Они повернулись к Клеменсу.
— Он ваш друг?
— Да.
— Поможете нам?
— Если смогу.
— Все это проклятый метеор, — сказал капитан. — Если бы не он, ничего бы с ним не было.
— Это случилось бы с ним рано или поздно, — ответил доктор. Клеменс, поговорите с ним.
Клеменс подошел к Хичкоку, нагнулся, ласково позвал, потряс за плечо.
— Эй, Хичкок!
Ответа не было.
— Эй, это я, Клеменс. Посмотри, я с тобой.

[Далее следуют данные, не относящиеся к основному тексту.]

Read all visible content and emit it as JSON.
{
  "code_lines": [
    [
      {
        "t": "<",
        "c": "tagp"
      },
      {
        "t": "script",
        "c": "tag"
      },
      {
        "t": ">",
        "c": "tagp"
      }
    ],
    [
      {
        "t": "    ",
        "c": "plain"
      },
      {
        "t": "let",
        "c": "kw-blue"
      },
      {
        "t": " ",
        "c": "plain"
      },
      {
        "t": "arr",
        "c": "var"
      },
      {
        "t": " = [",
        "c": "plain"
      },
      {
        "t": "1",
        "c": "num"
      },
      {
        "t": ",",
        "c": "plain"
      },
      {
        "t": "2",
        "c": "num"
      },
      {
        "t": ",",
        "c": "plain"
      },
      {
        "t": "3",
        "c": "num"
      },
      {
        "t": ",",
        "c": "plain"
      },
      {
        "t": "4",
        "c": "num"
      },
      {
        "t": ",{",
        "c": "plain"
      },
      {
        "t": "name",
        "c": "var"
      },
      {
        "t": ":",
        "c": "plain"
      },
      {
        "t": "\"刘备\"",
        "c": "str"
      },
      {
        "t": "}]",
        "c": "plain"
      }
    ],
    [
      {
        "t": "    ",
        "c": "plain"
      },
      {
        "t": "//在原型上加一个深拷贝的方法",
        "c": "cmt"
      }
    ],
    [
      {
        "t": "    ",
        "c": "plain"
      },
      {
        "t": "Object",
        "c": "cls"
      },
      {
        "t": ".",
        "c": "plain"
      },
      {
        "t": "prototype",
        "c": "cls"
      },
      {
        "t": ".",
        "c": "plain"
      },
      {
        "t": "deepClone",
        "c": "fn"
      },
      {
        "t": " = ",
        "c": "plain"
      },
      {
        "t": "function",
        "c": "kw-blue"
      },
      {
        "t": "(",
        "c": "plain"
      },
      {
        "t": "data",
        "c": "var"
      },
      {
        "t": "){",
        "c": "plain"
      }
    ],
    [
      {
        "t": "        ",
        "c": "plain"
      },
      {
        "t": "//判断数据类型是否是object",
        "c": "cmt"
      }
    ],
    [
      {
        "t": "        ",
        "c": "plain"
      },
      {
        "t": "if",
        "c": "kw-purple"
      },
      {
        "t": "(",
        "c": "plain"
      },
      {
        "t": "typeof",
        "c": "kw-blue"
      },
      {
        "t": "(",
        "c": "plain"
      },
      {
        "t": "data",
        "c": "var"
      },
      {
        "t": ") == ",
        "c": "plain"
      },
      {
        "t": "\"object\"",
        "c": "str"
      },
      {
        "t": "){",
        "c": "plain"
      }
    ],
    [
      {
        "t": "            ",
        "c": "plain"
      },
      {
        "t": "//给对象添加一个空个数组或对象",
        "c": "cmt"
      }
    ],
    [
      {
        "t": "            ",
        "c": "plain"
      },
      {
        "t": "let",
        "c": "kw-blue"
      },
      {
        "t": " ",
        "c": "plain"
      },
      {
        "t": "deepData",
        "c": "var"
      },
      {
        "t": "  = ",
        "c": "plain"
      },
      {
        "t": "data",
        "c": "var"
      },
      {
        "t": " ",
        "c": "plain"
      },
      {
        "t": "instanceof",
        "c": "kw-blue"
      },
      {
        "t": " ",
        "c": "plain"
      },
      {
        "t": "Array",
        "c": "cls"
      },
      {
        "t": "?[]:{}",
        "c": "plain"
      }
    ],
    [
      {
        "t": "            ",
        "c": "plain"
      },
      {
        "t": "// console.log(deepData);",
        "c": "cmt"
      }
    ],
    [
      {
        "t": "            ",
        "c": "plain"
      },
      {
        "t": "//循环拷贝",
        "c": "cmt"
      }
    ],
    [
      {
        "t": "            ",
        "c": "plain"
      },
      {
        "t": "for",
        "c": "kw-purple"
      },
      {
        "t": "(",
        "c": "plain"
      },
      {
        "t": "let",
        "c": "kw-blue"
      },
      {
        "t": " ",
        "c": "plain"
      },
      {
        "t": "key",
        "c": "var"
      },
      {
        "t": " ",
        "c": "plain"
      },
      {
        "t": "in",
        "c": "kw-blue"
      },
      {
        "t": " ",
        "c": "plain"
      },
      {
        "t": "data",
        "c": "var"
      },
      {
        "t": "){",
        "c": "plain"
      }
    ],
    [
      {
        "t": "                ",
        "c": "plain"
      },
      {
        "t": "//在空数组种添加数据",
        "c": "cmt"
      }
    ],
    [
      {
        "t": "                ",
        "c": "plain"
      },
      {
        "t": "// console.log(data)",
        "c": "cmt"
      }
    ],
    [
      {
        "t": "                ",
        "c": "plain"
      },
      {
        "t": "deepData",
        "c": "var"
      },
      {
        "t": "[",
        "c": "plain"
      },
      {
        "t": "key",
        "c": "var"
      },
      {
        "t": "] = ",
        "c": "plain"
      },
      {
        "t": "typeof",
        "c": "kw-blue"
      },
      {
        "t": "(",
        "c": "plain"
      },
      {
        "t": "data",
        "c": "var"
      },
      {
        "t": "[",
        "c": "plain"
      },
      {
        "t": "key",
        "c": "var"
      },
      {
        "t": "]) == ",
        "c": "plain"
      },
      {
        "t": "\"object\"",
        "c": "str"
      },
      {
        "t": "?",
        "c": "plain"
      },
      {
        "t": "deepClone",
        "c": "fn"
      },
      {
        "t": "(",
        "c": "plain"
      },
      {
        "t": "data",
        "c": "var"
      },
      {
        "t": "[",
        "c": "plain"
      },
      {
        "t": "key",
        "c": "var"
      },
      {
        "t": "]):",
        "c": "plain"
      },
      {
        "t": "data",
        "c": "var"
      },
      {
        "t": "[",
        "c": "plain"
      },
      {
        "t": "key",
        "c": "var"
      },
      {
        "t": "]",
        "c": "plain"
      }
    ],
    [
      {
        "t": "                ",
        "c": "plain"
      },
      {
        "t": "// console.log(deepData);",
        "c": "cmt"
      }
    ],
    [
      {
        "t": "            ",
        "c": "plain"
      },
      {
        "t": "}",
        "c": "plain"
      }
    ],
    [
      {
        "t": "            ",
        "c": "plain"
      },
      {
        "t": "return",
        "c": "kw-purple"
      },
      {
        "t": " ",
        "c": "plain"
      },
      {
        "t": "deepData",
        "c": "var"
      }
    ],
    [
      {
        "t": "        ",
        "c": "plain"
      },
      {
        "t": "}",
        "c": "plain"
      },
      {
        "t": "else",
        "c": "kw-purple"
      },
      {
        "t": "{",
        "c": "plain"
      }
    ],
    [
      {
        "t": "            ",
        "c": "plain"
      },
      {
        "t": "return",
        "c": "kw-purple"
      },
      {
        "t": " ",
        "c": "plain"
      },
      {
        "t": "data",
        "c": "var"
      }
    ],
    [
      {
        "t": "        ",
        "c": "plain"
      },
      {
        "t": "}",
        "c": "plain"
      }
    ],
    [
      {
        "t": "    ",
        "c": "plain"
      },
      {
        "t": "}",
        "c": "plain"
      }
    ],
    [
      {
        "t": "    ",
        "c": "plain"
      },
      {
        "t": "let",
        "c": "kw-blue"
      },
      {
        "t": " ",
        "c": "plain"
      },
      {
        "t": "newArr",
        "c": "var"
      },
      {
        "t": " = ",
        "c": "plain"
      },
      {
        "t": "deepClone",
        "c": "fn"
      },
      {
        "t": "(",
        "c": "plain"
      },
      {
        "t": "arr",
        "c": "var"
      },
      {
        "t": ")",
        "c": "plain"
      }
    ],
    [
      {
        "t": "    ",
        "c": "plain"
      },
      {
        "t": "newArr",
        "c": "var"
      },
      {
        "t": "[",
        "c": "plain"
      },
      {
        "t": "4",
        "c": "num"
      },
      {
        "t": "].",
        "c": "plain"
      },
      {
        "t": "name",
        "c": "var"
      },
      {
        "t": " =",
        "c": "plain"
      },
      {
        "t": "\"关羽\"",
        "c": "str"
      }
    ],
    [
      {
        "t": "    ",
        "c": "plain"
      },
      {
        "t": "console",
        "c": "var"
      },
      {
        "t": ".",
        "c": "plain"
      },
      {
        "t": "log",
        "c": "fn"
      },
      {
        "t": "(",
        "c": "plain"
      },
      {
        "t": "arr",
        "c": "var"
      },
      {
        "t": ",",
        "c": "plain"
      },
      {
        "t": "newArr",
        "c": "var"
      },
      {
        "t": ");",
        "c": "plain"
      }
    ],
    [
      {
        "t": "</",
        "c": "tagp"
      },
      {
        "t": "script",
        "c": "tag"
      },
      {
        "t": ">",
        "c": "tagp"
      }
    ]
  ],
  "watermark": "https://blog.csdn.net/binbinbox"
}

Он похлопал Хичкока по руке, погладил окаменевшую шею и склоненную голову. Потом взглянул на психиатра — тот молча наблюдал. Капитан пожал плечами.
— Будете лечить шоком?
— Да, начнем сегодня же.
«Шок, — подумал Клеменс. — Проиграют дюжину пластинок погромче, подержат под носом пузырек со свежим хлорофиллом или соком одуванчика, пустят погулять по травке, распылят в палате „шанель“, остригут ногти и волосы, приведут женщину, будут стучать, кричать и трещать над ухом, бить электрошоком, штопать психику, но ничего ему не докажут. В ближайшие тридцать лет каждая его ночь будет наполнена грохотом и кошмарами. А когда ему захочется покончить с этим, его снова начнут лечить, если ему будет, чем заплатить».
— Хичкок! — во все горло, словно падая со скалы, крикнул Клеменс. — Это я! Твой друг! Отзовись!
Потом Клеменс повернулся и вышел вон из тихой комнаты. Двенадцать часов спустя снова ударил сигнал тревоги.
Когда суета улеглась, капитан объявил:
— Несколько минут назад Хичкок вышел из корабля. Его оставили одного, а он надел скафандр и вышел через шлюз. Теперь он летит в космосе один.
Клеменс посмотрел в огромный иллюминатор — там были только звездные блестки поверх глубокой черноты.
— Далеко он сейчас. Мы никогда не найдем его. Я узнал, что он в космосе, когда радист засек его шлемофон — он разговаривал сам с собой.
— Что он говорил?
— Что-то вроде этого: «Нет больше ракеты и никогда не было. Нет людей. Во всей вселенной нет людей и никогда не было. И планет нет. И звезд». Потом он начал говорить о своих руках и ногах: «У меня нет рук. Их никогда у меня не было. И ног никогда не было, не чувствую их. Нет туловища. Никогда не было. Нет губ, нет лица, нет головы. Нет ничего, только космос. Только космос, только пустота».
Они медленно повернулись к иллюминатору и долго смотрели на далекие холодные звезды….
«Космос, — думал Клеменс. — Космос, который так любил Хичкок. Космос, где нет ни верха, ни низа, часть великого ничего, и Хичкок падает в центр этого ничего, и нет на его пути ни ночи, ни рассвета».